Showing posts with label Futility. Show all posts
Showing posts with label Futility. Show all posts

Saturday, November 7, 2015

US Congress Delays Review of Current US Torture Protocols

In what Democratic Senator Dianne Feinstein called a "minor" change to the National Defense Authorization Act (NDAA), a mandated review of the Army Field Manual (AFM) on interrogation was moved from one year to three years from now.

According to a "Q&A" at Human Rights First last June, the mandated review of the AFM was part of the McCain-Feinstein amendment to the NDAA, and was meant "to ensure that its interrogation approaches are lawful, humane, and based on the most up-to-date science."

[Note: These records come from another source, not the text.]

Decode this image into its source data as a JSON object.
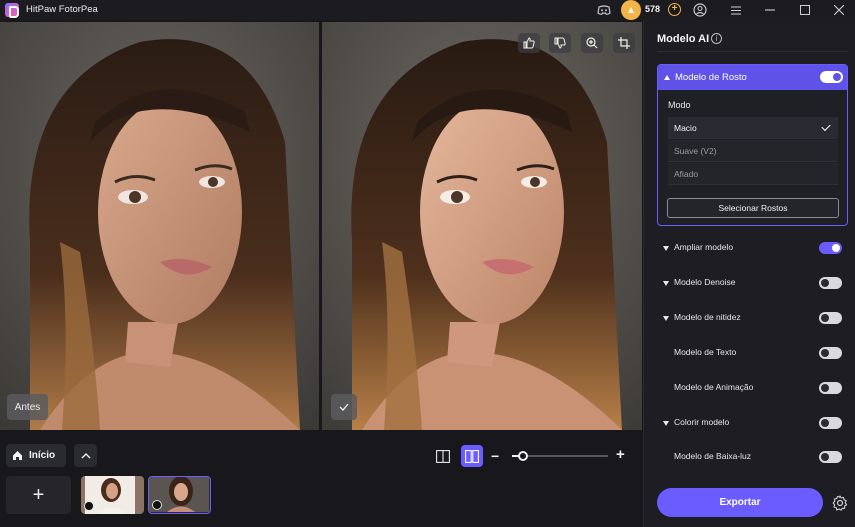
{
  "app": {
    "title": "HitPaw FotorPea"
  },
  "titlebar": {
    "credits": "578"
  },
  "canvas": {
    "before_label": "Antes"
  },
  "bottom": {
    "home_label": "Início",
    "add_label": "+"
  },
  "panel": {
    "title": "Modelo AI",
    "face_model": {
      "label": "Modelo de Rosto",
      "enabled": true,
      "mode_label": "Modo",
      "options": [
        "Macio",
        "Suave (V2)",
        "Afiado"
      ],
      "selected": "Macio",
      "select_faces_label": "Selecionar Rostos"
    },
    "models": [
      {
        "label": "Ampliar modelo",
        "enabled": true,
        "expandable": true
      },
      {
        "label": "Modelo Denoise",
        "enabled": false,
        "expandable": true
      },
      {
        "label": "Modelo de nitidez",
        "enabled": false,
        "expandable": true
      },
      {
        "label": "Modelo de Texto",
        "enabled": false,
        "expandable": false
      },
      {
        "label": "Modelo de Animação",
        "enabled": false,
        "expandable": false
      },
      {
        "label": "Colorir modelo",
        "enabled": false,
        "expandable": true
      },
      {
        "label": "Modelo de Baixa-luz",
        "enabled": false,
        "expandable": false
      }
    ],
    "export_label": "Exportar"
  },
  "colors": {
    "accent": "#6a5cff",
    "accent_header": "#5e52e8",
    "coin": "#f3b449",
    "background": "#17171c"
  },
  "zoom": {
    "level_fraction": 0.1
  }
}
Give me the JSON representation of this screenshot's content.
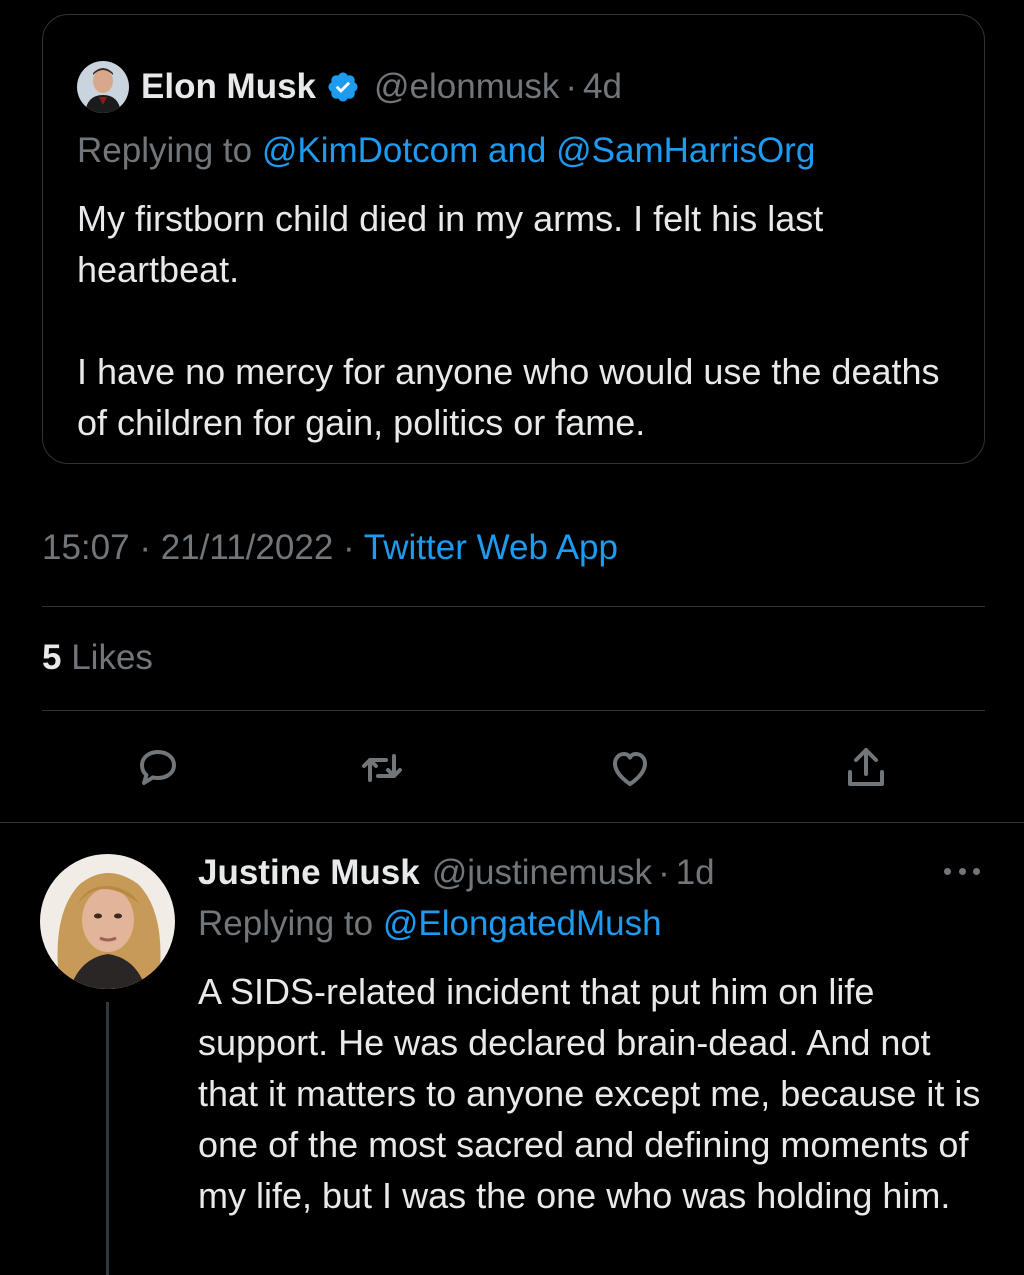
{
  "quoted_tweet": {
    "author_name": "Elon Musk",
    "handle": "@elonmusk",
    "separator": "·",
    "time_ago": "4d",
    "replying_prefix": "Replying to",
    "replying_to_1": "@KimDotcom",
    "replying_and": "and",
    "replying_to_2": "@SamHarrisOrg",
    "paragraph_1": "My firstborn child died in my arms. I felt his last heartbeat.",
    "paragraph_2": "I have no mercy for anyone who would use the deaths of children for gain, politics or fame."
  },
  "tweet_meta": {
    "time": "15:07",
    "date": "21/11/2022",
    "separator": "·",
    "source": "Twitter Web App",
    "likes_count": "5",
    "likes_label": "Likes"
  },
  "actions": [
    "reply-icon",
    "retweet-icon",
    "like-icon",
    "share-icon"
  ],
  "reply_tweet": {
    "author_name": "Justine Musk",
    "handle": "@justinemusk",
    "separator": "·",
    "time_ago": "1d",
    "replying_prefix": "Replying to",
    "replying_to": "@ElongatedMush",
    "body": "A SIDS-related incident that put him on life support. He was declared brain-dead. And not that it matters to anyone except me, because it is one of the most sacred and defining moments of my life, but I was the one who was holding him."
  },
  "colors": {
    "background": "#000000",
    "primary_text": "#e7e9ea",
    "secondary_text": "#71767b",
    "link": "#1d9bf0",
    "border": "#2f3336"
  }
}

The fact there was any "review" at all was really a response to criticism from the United Nation's Committee Against Torture, which demanded a review of the AFM's Appendix M, which has been long criticized as allowing abusive interrogation techniques, including isolation, sleep deprivation, and sensory deprivation. In Beth Van Schaack's Dec. 2014 article on the UNCAT review, published at Just Security, Schaack quoted one UN critic who complained the US delegation would not answer his questions on abuse:
My question related to the field expedient separation, which involves a deprivation of sensory inputs that have scientifically been demonstrated to provoke psychotic conditions, so I did not get any response to the considerations of whether this might involve ill-treatment.
Of course, US officials told the UN committee that interrogations were conducted under "all applicable legal, regulatory and policy principles and guidelines."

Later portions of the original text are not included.